Gott ist auch in der Manege

Herzlich Willkommen zum 25. Ökumenischen Gottesdienst 2021!

Seit 1996 wird der Dresdner Weihnachts-Circus von einem Gottesdienst begleitet. Gemeinsam von katholischen und evangelischen Christen vorbereitet, wird er nun bereits zum 25. Mal von Geistlichen mehrerer Konfessionen, den Artisten, Musikern, Zirkusmitarbeitern und Zirkusfreunden gestaltet. Der liturgische Abschnitt mit Kreuz, Altar und Ambo, Evangeliar und Ikone, gemeinsamem Gebet und Gesang, wird gekrönt von den Fürbitten an Gott, vorgetragen von Mitwirkenden. Selbstverständlich gehören zu einem Zirkus-Gottesdienst neben den musikalischen Begleitern auch Ausschnitte aus der jeweils aktuellen Show mit Spitzenartisten.
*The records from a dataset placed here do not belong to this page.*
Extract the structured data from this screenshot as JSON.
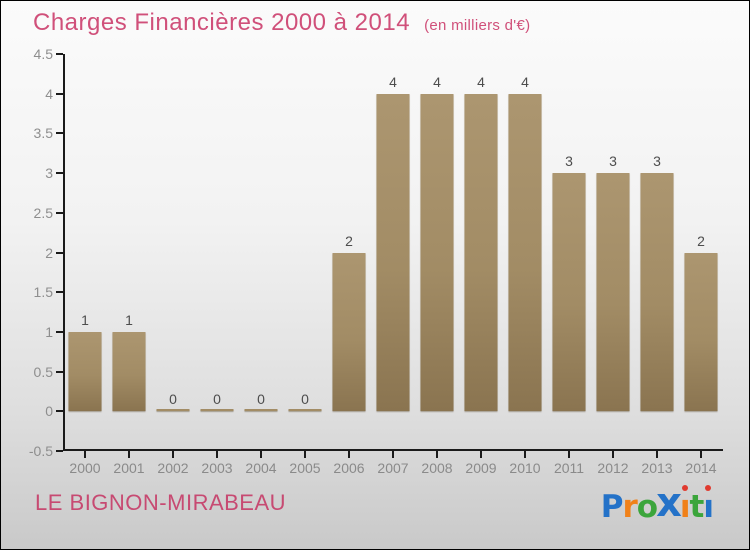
{
  "title": {
    "text": "Charges Financières 2000 à 2014",
    "subtitle": "(en milliers d'€)"
  },
  "footer": {
    "location": "LE BIGNON-MIRABEAU",
    "logo": {
      "text": "Proxiti",
      "letters": [
        {
          "ch": "P",
          "color": "#2472c8",
          "big": false,
          "dot": false
        },
        {
          "ch": "r",
          "color": "#f08119",
          "big": false,
          "dot": false
        },
        {
          "ch": "o",
          "color": "#3ba53b",
          "big": false,
          "dot": false
        },
        {
          "ch": "x",
          "color": "#2472c8",
          "big": true,
          "dot": false
        },
        {
          "ch": "ı",
          "color": "#f08119",
          "big": false,
          "dot": true
        },
        {
          "ch": "t",
          "color": "#3ba53b",
          "big": false,
          "dot": false
        },
        {
          "ch": "ı",
          "color": "#2472c8",
          "big": false,
          "dot": true
        }
      ],
      "dot_color": "#e03a2f"
    }
  },
  "colors": {
    "title_pink": "#d0507a",
    "bar_top": "#ac9670",
    "bar_bottom": "#8a7450",
    "axis": "#1a1a1a",
    "tick_label_gray": "#8a8a8a",
    "value_label_gray": "#4d4d4d"
  },
  "chart_data": {
    "type": "bar",
    "title": "Charges Financières 2000 à 2014",
    "subtitle": "(en milliers d'€)",
    "categories": [
      "2000",
      "2001",
      "2002",
      "2003",
      "2004",
      "2005",
      "2006",
      "2007",
      "2008",
      "2009",
      "2010",
      "2011",
      "2012",
      "2013",
      "2014"
    ],
    "values": [
      1,
      1,
      0,
      0,
      0,
      0,
      2,
      4,
      4,
      4,
      4,
      3,
      3,
      3,
      2
    ],
    "xlabel": "",
    "ylabel": "",
    "ylim": [
      -0.5,
      4.5
    ],
    "ytick_step": 0.5,
    "grid": false,
    "value_labels": true,
    "legend": "none"
  }
}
Wir freuen uns, wie gut unsere Sinngebung wahrgenommen wird. Das zeigt sich nicht nur an wachsenden Besucherzahlen, sondern auch daran, dass sich immer mehr an Gebeten und Gesang beteiligen. Oftmals suchen nach dem Gottesdienst sowohl Zirkusleute als auch Besucher Kontakt zu den Geistlichen.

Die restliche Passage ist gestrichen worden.